Down the dun-coloured road in front of us, across the flat plains to the south-east where the Nusra and Isis lines still held against the Syrian advance, there was an awful lot of rifle fire and the sound of bullets whizzing past the buildings. Outgoing, the Iranians assured us – I’m not sure I believed them, suspecting the fire was coming from their enemies – but the shooting continued throughout our strangely existential conversation.
“One of the problems of this place is that the enemy is very close,” the Iranian said, pointing through the dust haze. “You see those two silos over there? Well, that’s where Nusra are sitting right now and watching us at this moment. Any time, a mortar can arrive, you will be dead – and I will feel responsible, because in the last few hours I have already lost one man and had another wounded.” We were not there to die, I told the man. Reporters have to live to tell their tale.
He grinned at us. “We make a distinction between death and martyrdom,” he said. “In my view, because you are here and seeking the truth and bringing that truth to the world, if you die here in this spot, you are a martyr.”
The comment was intended to be kind. He was allowing a non-Muslim to become a martyr – which I had no intention of becoming. I told him how I had the very same conversation during the 1980-88 Iran-Iraq war in a trench opposite Saddam’s front line. A soldier then had told me of the pleasure he would experience in dying for Islam and I had told him it was my intention to live, that death held no joys for me. Never the twain shall meet, I said to myself.

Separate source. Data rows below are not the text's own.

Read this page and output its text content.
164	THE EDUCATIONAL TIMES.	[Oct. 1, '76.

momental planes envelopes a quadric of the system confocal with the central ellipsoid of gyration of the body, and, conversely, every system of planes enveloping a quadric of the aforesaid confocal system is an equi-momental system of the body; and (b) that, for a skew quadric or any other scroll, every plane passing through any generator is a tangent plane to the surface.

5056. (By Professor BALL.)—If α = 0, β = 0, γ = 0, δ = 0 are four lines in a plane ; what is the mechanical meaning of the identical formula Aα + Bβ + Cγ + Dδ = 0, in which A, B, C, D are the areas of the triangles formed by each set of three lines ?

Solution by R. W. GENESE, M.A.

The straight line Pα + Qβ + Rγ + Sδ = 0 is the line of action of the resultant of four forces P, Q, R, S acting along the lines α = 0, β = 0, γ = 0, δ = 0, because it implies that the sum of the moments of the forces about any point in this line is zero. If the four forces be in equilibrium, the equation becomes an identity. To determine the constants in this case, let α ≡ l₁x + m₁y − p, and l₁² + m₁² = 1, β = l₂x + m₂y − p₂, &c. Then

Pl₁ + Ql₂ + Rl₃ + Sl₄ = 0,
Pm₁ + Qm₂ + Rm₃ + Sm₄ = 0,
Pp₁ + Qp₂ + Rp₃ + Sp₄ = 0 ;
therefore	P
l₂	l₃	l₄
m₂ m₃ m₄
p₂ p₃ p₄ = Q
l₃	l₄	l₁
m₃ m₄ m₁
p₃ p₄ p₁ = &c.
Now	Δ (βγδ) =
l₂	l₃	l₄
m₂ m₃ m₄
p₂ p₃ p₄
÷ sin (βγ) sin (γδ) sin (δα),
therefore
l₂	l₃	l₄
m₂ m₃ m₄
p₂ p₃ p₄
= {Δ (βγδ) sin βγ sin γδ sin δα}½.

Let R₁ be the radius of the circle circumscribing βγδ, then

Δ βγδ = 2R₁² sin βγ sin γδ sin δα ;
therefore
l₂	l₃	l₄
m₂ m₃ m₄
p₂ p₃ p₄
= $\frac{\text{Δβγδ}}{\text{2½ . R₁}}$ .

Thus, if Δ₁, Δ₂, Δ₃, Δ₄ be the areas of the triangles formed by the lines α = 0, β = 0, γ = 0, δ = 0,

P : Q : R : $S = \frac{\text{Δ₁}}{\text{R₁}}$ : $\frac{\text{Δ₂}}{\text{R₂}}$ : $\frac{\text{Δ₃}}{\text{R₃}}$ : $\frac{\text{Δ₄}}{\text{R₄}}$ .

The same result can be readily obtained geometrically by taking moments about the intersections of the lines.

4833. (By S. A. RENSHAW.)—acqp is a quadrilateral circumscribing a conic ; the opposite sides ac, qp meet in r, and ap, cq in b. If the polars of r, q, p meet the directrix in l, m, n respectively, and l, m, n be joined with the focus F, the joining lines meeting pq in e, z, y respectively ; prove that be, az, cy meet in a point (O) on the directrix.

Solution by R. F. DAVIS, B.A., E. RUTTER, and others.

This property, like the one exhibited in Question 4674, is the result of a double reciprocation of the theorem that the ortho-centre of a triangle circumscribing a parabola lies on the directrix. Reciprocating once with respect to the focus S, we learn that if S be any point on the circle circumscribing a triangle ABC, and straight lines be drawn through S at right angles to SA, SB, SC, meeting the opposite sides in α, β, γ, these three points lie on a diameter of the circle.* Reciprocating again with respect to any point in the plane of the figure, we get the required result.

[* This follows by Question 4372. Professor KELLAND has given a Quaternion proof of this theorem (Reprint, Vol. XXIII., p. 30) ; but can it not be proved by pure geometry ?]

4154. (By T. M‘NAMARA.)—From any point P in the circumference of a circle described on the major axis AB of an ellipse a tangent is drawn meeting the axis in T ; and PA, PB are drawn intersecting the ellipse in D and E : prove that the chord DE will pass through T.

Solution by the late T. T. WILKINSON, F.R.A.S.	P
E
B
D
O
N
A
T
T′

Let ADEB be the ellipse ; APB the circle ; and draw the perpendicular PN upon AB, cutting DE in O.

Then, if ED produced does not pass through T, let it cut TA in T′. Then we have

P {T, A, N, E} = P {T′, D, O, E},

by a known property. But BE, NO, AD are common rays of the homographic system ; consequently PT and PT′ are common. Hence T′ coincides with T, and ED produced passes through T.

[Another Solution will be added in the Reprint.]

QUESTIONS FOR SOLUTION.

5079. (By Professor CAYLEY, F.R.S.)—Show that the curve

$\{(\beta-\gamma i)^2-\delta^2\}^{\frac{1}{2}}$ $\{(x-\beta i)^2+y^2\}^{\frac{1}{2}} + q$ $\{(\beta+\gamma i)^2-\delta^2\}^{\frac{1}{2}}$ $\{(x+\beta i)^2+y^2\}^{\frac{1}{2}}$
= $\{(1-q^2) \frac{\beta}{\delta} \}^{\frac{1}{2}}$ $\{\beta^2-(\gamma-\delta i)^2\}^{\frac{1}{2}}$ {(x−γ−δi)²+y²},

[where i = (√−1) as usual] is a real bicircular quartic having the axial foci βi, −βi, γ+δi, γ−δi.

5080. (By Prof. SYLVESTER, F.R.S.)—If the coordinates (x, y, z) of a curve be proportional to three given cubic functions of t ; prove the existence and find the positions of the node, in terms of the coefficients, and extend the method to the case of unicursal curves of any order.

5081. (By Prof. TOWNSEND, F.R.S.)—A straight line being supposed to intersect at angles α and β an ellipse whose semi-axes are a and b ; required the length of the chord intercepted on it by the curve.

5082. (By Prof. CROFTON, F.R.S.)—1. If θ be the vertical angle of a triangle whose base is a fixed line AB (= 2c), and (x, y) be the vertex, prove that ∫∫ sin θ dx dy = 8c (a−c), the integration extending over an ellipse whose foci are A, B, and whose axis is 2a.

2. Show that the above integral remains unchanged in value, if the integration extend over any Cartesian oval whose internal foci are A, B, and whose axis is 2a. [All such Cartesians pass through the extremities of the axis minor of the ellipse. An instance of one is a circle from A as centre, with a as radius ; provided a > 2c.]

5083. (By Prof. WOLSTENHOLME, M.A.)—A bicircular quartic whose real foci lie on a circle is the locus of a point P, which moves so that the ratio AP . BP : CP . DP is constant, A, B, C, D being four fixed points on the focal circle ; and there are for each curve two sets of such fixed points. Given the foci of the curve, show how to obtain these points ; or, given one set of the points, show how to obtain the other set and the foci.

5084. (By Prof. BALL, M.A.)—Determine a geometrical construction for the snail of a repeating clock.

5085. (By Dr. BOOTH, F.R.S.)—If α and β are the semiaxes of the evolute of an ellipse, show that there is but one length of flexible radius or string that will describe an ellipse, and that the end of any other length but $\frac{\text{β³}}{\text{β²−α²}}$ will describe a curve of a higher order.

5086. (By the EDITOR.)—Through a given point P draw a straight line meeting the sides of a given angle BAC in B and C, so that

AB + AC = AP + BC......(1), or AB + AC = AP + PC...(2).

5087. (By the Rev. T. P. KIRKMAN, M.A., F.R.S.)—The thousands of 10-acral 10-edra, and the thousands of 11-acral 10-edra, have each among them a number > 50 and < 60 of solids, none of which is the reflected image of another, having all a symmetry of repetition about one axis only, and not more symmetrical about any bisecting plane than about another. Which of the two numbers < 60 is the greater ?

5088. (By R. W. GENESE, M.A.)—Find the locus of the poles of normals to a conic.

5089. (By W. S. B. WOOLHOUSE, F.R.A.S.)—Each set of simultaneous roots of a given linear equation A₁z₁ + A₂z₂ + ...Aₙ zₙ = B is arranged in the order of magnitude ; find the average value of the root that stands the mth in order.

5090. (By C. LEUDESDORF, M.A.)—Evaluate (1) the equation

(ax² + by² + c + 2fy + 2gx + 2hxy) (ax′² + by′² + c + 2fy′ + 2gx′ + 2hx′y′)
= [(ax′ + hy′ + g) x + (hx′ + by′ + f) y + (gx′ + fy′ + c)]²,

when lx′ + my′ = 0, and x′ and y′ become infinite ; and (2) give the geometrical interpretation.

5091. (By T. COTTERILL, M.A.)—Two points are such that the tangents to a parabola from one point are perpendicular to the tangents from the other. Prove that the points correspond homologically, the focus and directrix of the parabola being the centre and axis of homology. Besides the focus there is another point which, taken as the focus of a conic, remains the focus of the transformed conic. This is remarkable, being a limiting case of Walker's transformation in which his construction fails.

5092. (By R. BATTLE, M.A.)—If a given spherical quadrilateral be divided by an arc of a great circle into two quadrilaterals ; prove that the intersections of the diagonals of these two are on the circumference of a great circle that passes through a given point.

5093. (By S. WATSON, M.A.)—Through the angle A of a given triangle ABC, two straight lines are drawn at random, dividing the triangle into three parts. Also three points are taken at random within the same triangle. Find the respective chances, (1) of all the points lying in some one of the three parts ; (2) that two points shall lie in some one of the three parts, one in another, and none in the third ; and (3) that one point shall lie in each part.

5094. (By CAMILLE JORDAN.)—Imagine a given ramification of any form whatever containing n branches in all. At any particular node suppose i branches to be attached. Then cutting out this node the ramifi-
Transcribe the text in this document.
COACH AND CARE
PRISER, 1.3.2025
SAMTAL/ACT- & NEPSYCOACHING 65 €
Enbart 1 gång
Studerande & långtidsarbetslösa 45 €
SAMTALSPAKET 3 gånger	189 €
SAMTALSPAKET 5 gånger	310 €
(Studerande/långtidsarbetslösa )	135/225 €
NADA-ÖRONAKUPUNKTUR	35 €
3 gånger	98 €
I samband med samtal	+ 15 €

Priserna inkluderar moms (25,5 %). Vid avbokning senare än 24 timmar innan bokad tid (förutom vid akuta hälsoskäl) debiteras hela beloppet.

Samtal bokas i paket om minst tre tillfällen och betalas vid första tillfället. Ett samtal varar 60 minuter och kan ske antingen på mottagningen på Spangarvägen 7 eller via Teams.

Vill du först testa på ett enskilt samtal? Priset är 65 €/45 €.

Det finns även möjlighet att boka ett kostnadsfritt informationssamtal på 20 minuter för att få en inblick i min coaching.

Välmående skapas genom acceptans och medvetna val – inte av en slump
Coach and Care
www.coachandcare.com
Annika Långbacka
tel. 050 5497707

The Iranian officer – and seven others had gathered round him in the hot afternoon, the crack and zip of bullets still breaking up our conversation – insisted that “to fight in the way of justice is martyrdom”. But then a team of Iranian military IT men arrived, serious, courteous, and wanted to look at our camera. They looked at the pictures of the mortar explosion and concluded that we were telling the truth – we were not spies. They were frightened that we had filmed their own strategic locations.
Then another younger man arrived, bearded but smiling broadly. “This is not the right place for you to be,” he said. “If you want to show the truth of what is happening, you should go to the north of Aleppo and you should see villages and how they’ve been destroyed and how those who rejected the rule of al-Nusra were treated. They have lost everything – their homes have been smashed – and even if the war was to end now, the clean-up and preparations to rebuild will take at least a decade. That’s how badly damaged everything is.”
I realised at that moment that this young man must have fought to retake the Shia villages of Nubl and Zahra with other Revolutionary Guard forces three weeks earlier. “You should understand the kind of suffering these people have gone through – that’s what you should be writing about,” he said. He looked at us to see if we understood, and I suspect that for him this was a holy as well as a military mission – which may not be quite the way to win a war. But there they were, the Iranians in Syria chatting away to us on the battlefield – the “real thing”, as journalists like to say – and we took our leave.
“We would like you to write the truth about this place,” the commander said. “And I’m sorry we can’t allow you to see our lines.” There were more smiles from yet more Iranians who had turned up on motor cycles and in Toyotas. And then the commander went to his vehicle and came back with a large box of Arab sweets and handed them to us. How very Iranian of him. England supports Isis, it seems, but he was ready to feed the English reporter on his front line. But please, no more pictures.
They are sending home Iranian bodies at the rate of 10 a week from Aleppo military airport. Quite a price.